Whites learn more about themselves because whites are in a sense lacking in knowledge precisely about their own history; about how they've become white, how they have bought into what Du Bois and later David Roediger called the “wages of whiteness.” Now going back to Thandeka, it's not just the wages of whiteness, which is to say, being white comes with public and psychological wages, it comes with advantages.

But Thandeka points out that it's not just wages of but wages for whiteness. And the wages for whiteness is whites having to learn what they've had to give up by becoming white. And so that is a very difficult history to unveil for even the most liberal whites.

CRT is not a favor done for people of color. It is equally about whites coming to grips with what they have become as a result of accepting whiteness.

I will emphasize here that one is not born white. As Thandeka’s book title suggests, one learns to be white.

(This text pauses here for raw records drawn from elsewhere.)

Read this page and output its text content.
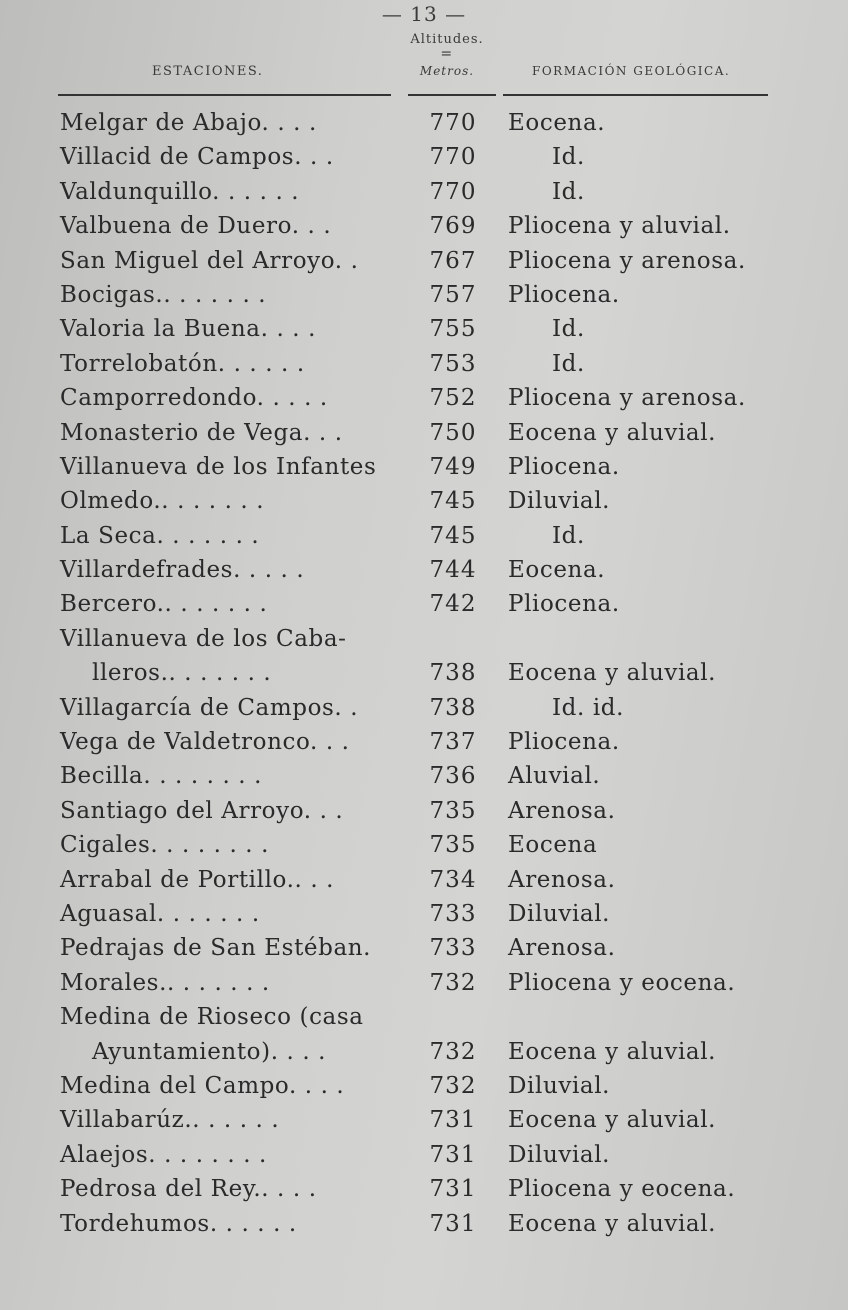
— 13 —
ESTACIONES.
Altitudes.
=
Metros.	FORMACIÓN GEOLÓGICA.
Melgar de Abajo. . . .	770	Eocena.
Villacid de Campos. . .	770	Id.
Valdunquillo. . . . . .	770	Id.
Valbuena de Duero. . .	769	Pliocena y aluvial.
San Miguel del Arroyo. .	767	Pliocena y arenosa.
Bocigas.. . . . . . .	757	Pliocena.
Valoria la Buena. . . .	755	Id.
Torrelobatón. . . . . .	753	Id.
Camporredondo. . . . .	752	Pliocena y arenosa.
Monasterio de Vega. . .	750	Eocena y aluvial.
Villanueva de los Infantes	749	Pliocena.
Olmedo.. . . . . . .	745	Diluvial.
La Seca. . . . . . .	745	Id.
Villardefrades. . . . .	744	Eocena.
Bercero.. . . . . . .	742	Pliocena.
Villanueva de los Caba-
lleros.. . . . . . .	738	Eocena y aluvial.
Villagarcía de Campos. .	738	Id. id.
Vega de Valdetronco. . .	737	Pliocena.
Becilla. . . . . . . .	736	Aluvial.
Santiago del Arroyo. . .	735	Arenosa.
Cigales. . . . . . . .	735	Eocena
Arrabal de Portillo.. . .	734	Arenosa.
Aguasal. . . . . . .	733	Diluvial.
Pedrajas de San Estéban.	733	Arenosa.
Morales.. . . . . . .	732	Pliocena y eocena.
Medina de Rioseco (casa
Ayuntamiento). . . .	732	Eocena y aluvial.
Medina del Campo. . . .	732	Diluvial.
Villabarúz.. . . . . .	731	Eocena y aluvial.
Alaejos. . . . . . . .	731	Diluvial.
Pedrosa del Rey.. . . .	731	Pliocena y eocena.
Tordehumos. . . . . .	731	Eocena y aluvial.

And so that learning process of becoming white means that human beings who are now scripted and understood as white have had to accept being so. And so the final question there is and provoked by great scholars like Henry Giroux is, what have we become that we no longer consent to?

So, when done right, a critical race theory in action, both as a theoretical practice and a practical theory, is that it's a self-reflective understanding of some of the things we've become that we no longer accept.

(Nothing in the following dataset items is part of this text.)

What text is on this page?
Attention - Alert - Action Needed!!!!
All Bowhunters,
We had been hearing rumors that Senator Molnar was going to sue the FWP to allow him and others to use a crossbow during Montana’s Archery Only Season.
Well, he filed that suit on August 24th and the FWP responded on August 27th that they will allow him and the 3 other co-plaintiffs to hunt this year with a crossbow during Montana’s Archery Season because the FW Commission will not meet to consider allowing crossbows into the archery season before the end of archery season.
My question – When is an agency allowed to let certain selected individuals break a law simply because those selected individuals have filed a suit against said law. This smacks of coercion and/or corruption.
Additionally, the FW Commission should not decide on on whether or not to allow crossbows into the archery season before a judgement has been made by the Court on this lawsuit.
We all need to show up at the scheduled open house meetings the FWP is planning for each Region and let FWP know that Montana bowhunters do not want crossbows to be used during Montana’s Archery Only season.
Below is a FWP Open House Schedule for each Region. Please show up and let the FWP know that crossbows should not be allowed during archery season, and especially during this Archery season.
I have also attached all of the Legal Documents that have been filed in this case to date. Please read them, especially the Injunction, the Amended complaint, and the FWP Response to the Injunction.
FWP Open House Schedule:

And that is a very, very powerful moment. And that is a very critical moment. And it is not a knee-jerk reaction moment. And it is not, a kind of caricature moment of what we might think CRT is.

Is there anything else you want to share about crt?

As with any great perspective or a great movement, there is always the danger of co-optation. As crt becomes popular, we have to watch out for cooptation. Multiculturalism is an example of this, as a formally insurgent challenger to Eurocentrism, and has in so many ways won the day. And I say that because there is hardly a K-12 public curriculum or school that wouldn't count multiculturalism as a good. But the question is, are they doing it well?

In the popularization of multiculturalism, the original founders (James Banks, et. al.) had to think of ways to develop multiculturalism to combat not just the people who reject it, but the people who have co-opted it.

As crt becomes popular, we have to watch for its cooptation by appropriation. And appropriation has a long history in this country. We call it sometimes the cultural appropriation of Black music, for example. (Nathan) Glazer once wrote book or joked about everyone is now a multiculturalist. One could imagine another book maybe written not by Glazer, but somebody in this interview, a book called “We Are All Now Critical Race Theorists.” We have to be on guard and vigilant about the uptake of CRT in the public sphere.